Em causa estão as possíveis alterações no debate na especialidade e a definição do que o Governo considera que é um desvirtuar do documento. «Os problemas não estão todos ultrapassados e ainda há riscos», diz-nos um deputado da maioria.
Linhas vermelhas ou desvalorização
Numa altura em que os vários ministros fazem as audições da praxe no Parlamento, nos gabinetes partidários preparam-se as estratégias políticas para o próximo passo.
As inúmeras propostas de alteração que sempre aparecem para a discussão na especialidade do orçamento começam já a ser anunciadas e, se na sua maioria não levantam questões de vulto, há duas que podem fazer a diferença e ditar a abertura de uma nova crise em torno das contas para 2025.
É certo que Pedro Nuno Santos já garantiu que não vai fazer propostas irresponsáveis nem que ponham em causa as contas do Governo. Mas também é verdade que tem vindo a ser anunciado o propósito de os socialistas proporem um aumento extraordinário de pensões. Para que a proposta não comprometa o excedente orçamental previsto pelo Governo, é necessário que surja em substituição de uma outra, e essa pode ser a descida de 1% nas taxas de IRC.

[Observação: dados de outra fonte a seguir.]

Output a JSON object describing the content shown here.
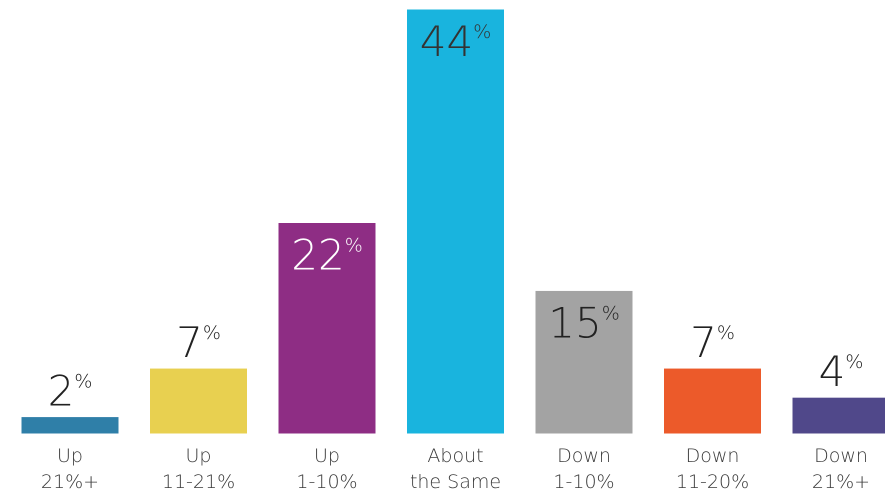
{
  "chart_data": {
    "type": "bar",
    "categories": [
      [
        "Up",
        "21%+"
      ],
      [
        "Up",
        "11-21%"
      ],
      [
        "Up",
        "1-10%"
      ],
      [
        "About",
        "the Same"
      ],
      [
        "Down",
        "1-10%"
      ],
      [
        "Down",
        "11-20%"
      ],
      [
        "Down",
        "21%+"
      ]
    ],
    "values": [
      2,
      7,
      22,
      44,
      15,
      7,
      4
    ],
    "value_labels": [
      "2",
      "7",
      "22",
      "44",
      "15",
      "7",
      "4"
    ],
    "value_suffix": "%",
    "colors": [
      "#2f7fa8",
      "#e8d050",
      "#8e2d84",
      "#19b4de",
      "#a3a3a3",
      "#ec5a2a",
      "#50488a"
    ],
    "label_inside": [
      false,
      false,
      true,
      true,
      true,
      false,
      false
    ],
    "inside_label_colors": [
      "#222222",
      "#222222",
      "#ffffff",
      "#333333",
      "#222222",
      "#222222",
      "#222222"
    ],
    "ylim": [
      0,
      44
    ],
    "grid": false,
    "legend": "none",
    "title": "",
    "xlabel": "",
    "ylabel": ""
  }
}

Caso isto venha a acontecer, o que farão os partidos do governo? Questionados pelo Nascer do SOL, deputados do PSD e do CDS apressaram-se em responder que não têm nada a dizer sobre o assunto. Ao que soubemos, Governo e grupos parlamentares ainda não definiram uma estratégia e há divisões sobre se o Governo deve deixar claras desde já quais são as linhas vermelhas que uma vez ultrapassadas «desvirtuam» o orçamento.

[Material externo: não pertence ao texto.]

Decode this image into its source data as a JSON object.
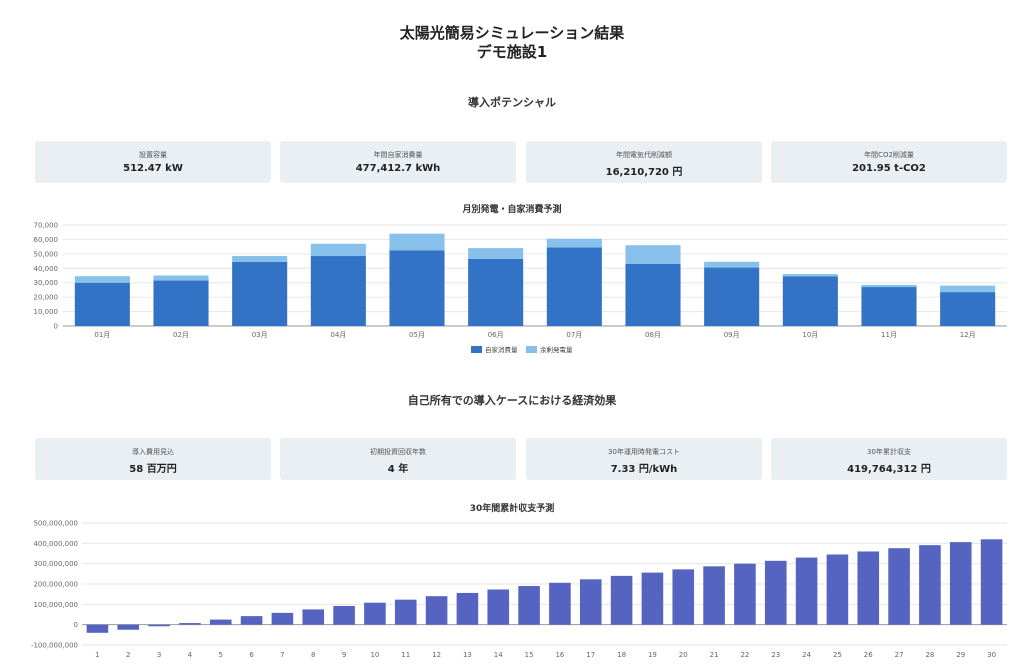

Para alguns dos deputados ouvidos esta semana pelo nosso jornal, deixar cair o IRC é deixar cair a marca da AD. «Isso não pode acontecer sob pena de darmos razão ao Chega para dizer que este é o orçamento do PS».
O Chega já anunciou que vai propor a diminuição de 2% de IRC, nos mesmos termos em que a proposta surgia no programa eleitoral da AD. No debate na especialidade, as propostas de alteração são as primeiras a ser votadas e, caso sejam aprovadas, substituem o articulado do documento original. Uma vez que o PSD já disse que votará contra, para cumprir o entendimento com os socialistas, a descida de 2% de IRCserá chumbada. Só depois é que a redução de 1% vai a votos e, a única forma de evitar que a descida do IRC acabe por não constar do orçamento é acautelar a abstenção dos socialistas. «Têm de ter primeiro a garantia de que o PS se abstém na descida de 1%, senão cai o IRC», diz-nos um deputado da AD.
‘Mais socialista não podia ser!’
O receio é que os socialistas, argumentando com a ideia de que não chegaram a acordo com o Governo e que o PS sempre se opôs à descida do IRC, não valorizem o ajuste na proposta feito no âmbito das negociações com o PS e os socialistas acabem por votar contra a diminuição do imposto.
«Esta não é uma mudança qualquer, é a queda de uma marca definidora da política da AD», refere uma voz preocupada com a possibilidade de a descida do IRC vir a ser sacrificada em nome da passagem do orçamento.
Com a intenção de afirmar um Partido Socialista diferente e crítico do Governo, apesar de garantir a aprovação do documento da AD, Pedro Nuno Santos, quer deixar a sua marca e, se o cruzamento com a estratégia do Chega correr bem, na versão final «pode sobrar um orçamento que não baixa o IRC e que dá um aumento extraordinário aos pensionistas. Mais socialista não podia ser!». O receio foi-nos referido por um deputado que explica como as agendas dos dois principais partidos da oposição podem bater certo para as estratégias de Pedro Nuno Santos e de André Ventura em simultâneo.
Depois de ter ficado de fora das negociações com o Governo, o Chega aposta numa demonstração de que é uma verdadeira alternativa à direita e vai acusar o governo de ter ficado com um orçamento socialista e, se o PS fizer passar o aumento de pensões com os votos do Chega, nada melhor para que no final Ventura e Pedro Nuno possam anunciar uma vitória e a capitulação do governo de Montenegro à oposição.
Estas são as contas que se vão fazendo por estes dias nos gabinetes da Assembleia da República e que estão a deixar os deputados da maioria preocupados com o day after. «Não podemos aprovar o orçamento a qualquer preço», dizem-nos.